On his retirement after 15 years as head cattle steward in 1988, he was elected an honorary RNAA vice-president. He presented a superb bronze model of a British Simmental bull, cast by sculptor Jack Pooler, as a permanent trophy in the beef section.

In the show ring, a highlight was winning the supreme female beef inter-breed championship in 1985 with a home-bred Gelbvieh cow, Wacton Gazzelle, shown by his eldest son Kim. This was a first for the breed.

Born into a south Norfolk farming family on December 31, 1923 at Rose Farm, Larling, he was the fourth of five children. After school in Diss, he volunteered for the Royal Air Force and was posted to Canada to train as a fighter pilot, returning to Britain in 1941. He served for the duration, flying Spitfires and Hurricanes, and was demobilised in 1946.

He started his career managing a poultry unit at Roydon while also managing a farm at Thickthorn, near Norwich, and then obtained a tenancy at Wacton Common, near Long Stratton. Having met his future wife, Rosemary, at a Young Conservatives' meeting in 1949 and they married on March 28, 1951.

When the 500-acre Wacton Hall farm came on the market in 1950, he bought it at auction - managing to find the funds to complete the purchase. Although beef cattle were his first love, he reared sheep and pigs and used the latest techniques, including aerial crop spraying, to grow arable crops. He imported continental cattle breeds from the 1970s, initially Simmental and then Gelbvieh and produced quality pedigree stock.

Buying cattle at markets across the country for finishing, he was known as the "man with the red carnation" in his buttonhole, which he grew in his greenhouse.

He became involved with the RNAA in the late 1940s at the invitation of the then secretary, Mr H E Jeffery, who was then renting an office in Pine House, Diss, from his grandfather Ernest Steggles.

In those days, the show was staged at locations around the county, including Raveningham in 1952 and the last peripatetic show was at Narford in 1953. And, he remembered a post-war directive by a former show secretary that all stewards had to wear a "bowler" hat.

He had moved to the cattle section and was an assistant steward in 1960, initially responsible for Canadian Holsteins and Aberdeen Angus. A steward in 1968, he was head cattle steward in 1973 and was on the RNAA's council.

He had served on Depwade Rural District Council before the 1974 local government reforms and his parish council.

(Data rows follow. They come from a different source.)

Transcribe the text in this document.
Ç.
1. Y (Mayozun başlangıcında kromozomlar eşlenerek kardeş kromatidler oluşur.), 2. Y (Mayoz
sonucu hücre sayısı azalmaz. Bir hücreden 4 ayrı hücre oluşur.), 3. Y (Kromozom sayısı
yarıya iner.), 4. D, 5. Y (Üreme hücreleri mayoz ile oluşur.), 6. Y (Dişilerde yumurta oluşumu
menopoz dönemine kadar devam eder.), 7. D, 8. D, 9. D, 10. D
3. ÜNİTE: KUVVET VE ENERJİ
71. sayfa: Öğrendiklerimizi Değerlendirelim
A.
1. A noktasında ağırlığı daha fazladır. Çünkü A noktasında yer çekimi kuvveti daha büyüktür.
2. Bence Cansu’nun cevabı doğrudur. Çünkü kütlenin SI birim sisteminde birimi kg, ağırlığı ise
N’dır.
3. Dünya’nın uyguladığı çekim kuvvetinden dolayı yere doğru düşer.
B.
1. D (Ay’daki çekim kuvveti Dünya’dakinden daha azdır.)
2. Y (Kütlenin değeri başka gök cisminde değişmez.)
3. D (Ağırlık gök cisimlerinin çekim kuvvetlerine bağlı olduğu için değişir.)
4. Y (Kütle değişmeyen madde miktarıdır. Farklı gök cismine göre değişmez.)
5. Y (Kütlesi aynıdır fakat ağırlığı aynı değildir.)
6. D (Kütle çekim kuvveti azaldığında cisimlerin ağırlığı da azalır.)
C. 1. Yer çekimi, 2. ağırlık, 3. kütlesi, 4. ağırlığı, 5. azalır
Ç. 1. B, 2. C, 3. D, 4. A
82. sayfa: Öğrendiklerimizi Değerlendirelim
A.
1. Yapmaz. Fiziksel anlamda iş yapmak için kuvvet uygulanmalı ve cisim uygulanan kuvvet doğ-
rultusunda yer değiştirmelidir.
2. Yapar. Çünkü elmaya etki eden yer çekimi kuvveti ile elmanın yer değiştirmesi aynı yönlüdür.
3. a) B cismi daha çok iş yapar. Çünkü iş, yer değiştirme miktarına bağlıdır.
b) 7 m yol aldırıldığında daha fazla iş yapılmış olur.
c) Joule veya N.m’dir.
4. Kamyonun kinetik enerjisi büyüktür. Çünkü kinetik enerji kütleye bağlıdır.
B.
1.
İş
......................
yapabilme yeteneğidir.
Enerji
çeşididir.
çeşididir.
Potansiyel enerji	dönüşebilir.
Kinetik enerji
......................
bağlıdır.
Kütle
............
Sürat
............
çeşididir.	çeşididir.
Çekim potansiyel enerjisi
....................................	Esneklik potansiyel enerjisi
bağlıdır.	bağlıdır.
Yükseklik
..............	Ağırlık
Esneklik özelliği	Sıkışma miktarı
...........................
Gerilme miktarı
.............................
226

He took up sailing, initially on Barton Broad and later on the Broads in his cruiser, Hobson's Choice; in retirement he shared his passion for racing with his wife by regular visits to Newmarket.

After retiring from farming in 1987, he sold Wacton Hall moving to Brettenham, where was a churchwarden, and latterly lived at Harleston.

He leaves a widow, Rosemary, four children, Kim, Robin, James and Jose, and nine grandchildren and eight great grandchildren.

He is survived by his youngest sister, Peggy.

- The funeral will be held at St Ethelbert's Church, Larling, on Monday, December 23 at midday.